On Monday, MoviePass’s parent company, Helios & Matheson, revealed that it has agreed to acquire Emmett Furla Oasis Films (EFO) with an unspecified amount of cash and stock. The complicated announcement also claims the two companies have formed a new production studio called MoviePass Films LLC. MoviePass will take over ownership of the 80 films in EFO’s library like End of Watch and Lone Survivor as well as its current production slate, which includes an adaptation of the Atari game Asteroids and Martin Scorsese’s The Irishman.

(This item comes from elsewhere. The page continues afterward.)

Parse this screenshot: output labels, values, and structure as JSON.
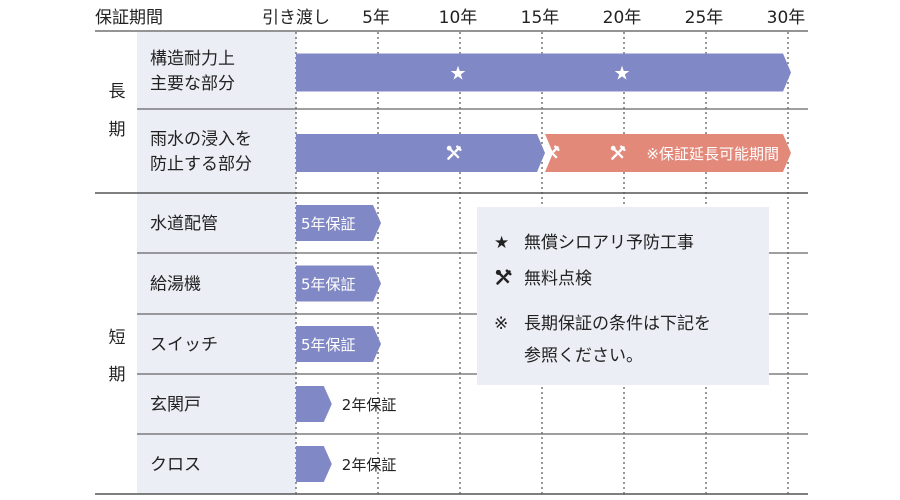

MoviePass CEO Mitch Lowe told Variety, “This signals our long-term commitment to the movie business. We’re here for the long haul.” It’s a bold claim and a bold move for a company that admitted it only had $15.7 million in the bank earlier this month. As it tries to convince movie theaters to work out a deal to share in profits, it’s shelling out full price for all those unlimited daily tickets while subscribers only pay $9.99 per month. At last count, MoviePass was spending $21.7 million a month to fuel its operation and rapid growth. Lowe later clarified that the company also has access to a $300 million credit line and could keep going for another 17 months... maybe.

We’ve already seen signals that MoviePass wants to have a larger stake in the movie industry beyond being a ticket supplier. It bought Moviefone in April, and it made its first film acquisition back in January at the Sundance Film Festival. At Sundance, it insisted it was only looking to buy a small piece of films it believed in, but today’s news indicates it has far grander ambitions.


The EFO library ranges from forgotten Nicolas Cage thrillers to prestige pics like Martin Scorsese’s Silence. It seems to be a relatively pragmatic company with profitable films, but it’s simply baffling that MoviePass is confident it can take on more liabilities while its core business is on such seemingly shaky ground. Its rival Sinemia has more modest plans that are still a good deal, and its been gaining ground. And the big movie theater chains have shown no public signs that they’re eager to strike a deal with MoviePass for revenue share.

Until this point, most of MoviePass’s moves have appeared to be all about gaining some leverage and showing that it can promote the hell out of a movie through its app. The only clear rational here is that it wants to show off that proof of concept with a bunch of movies as fast as possible. If it can turn the upcoming Escape Plan 2 and Escape Plan 3 starring Sylvester Stallone into solid hits, I can only say that it will be making a pretty strong case for itself.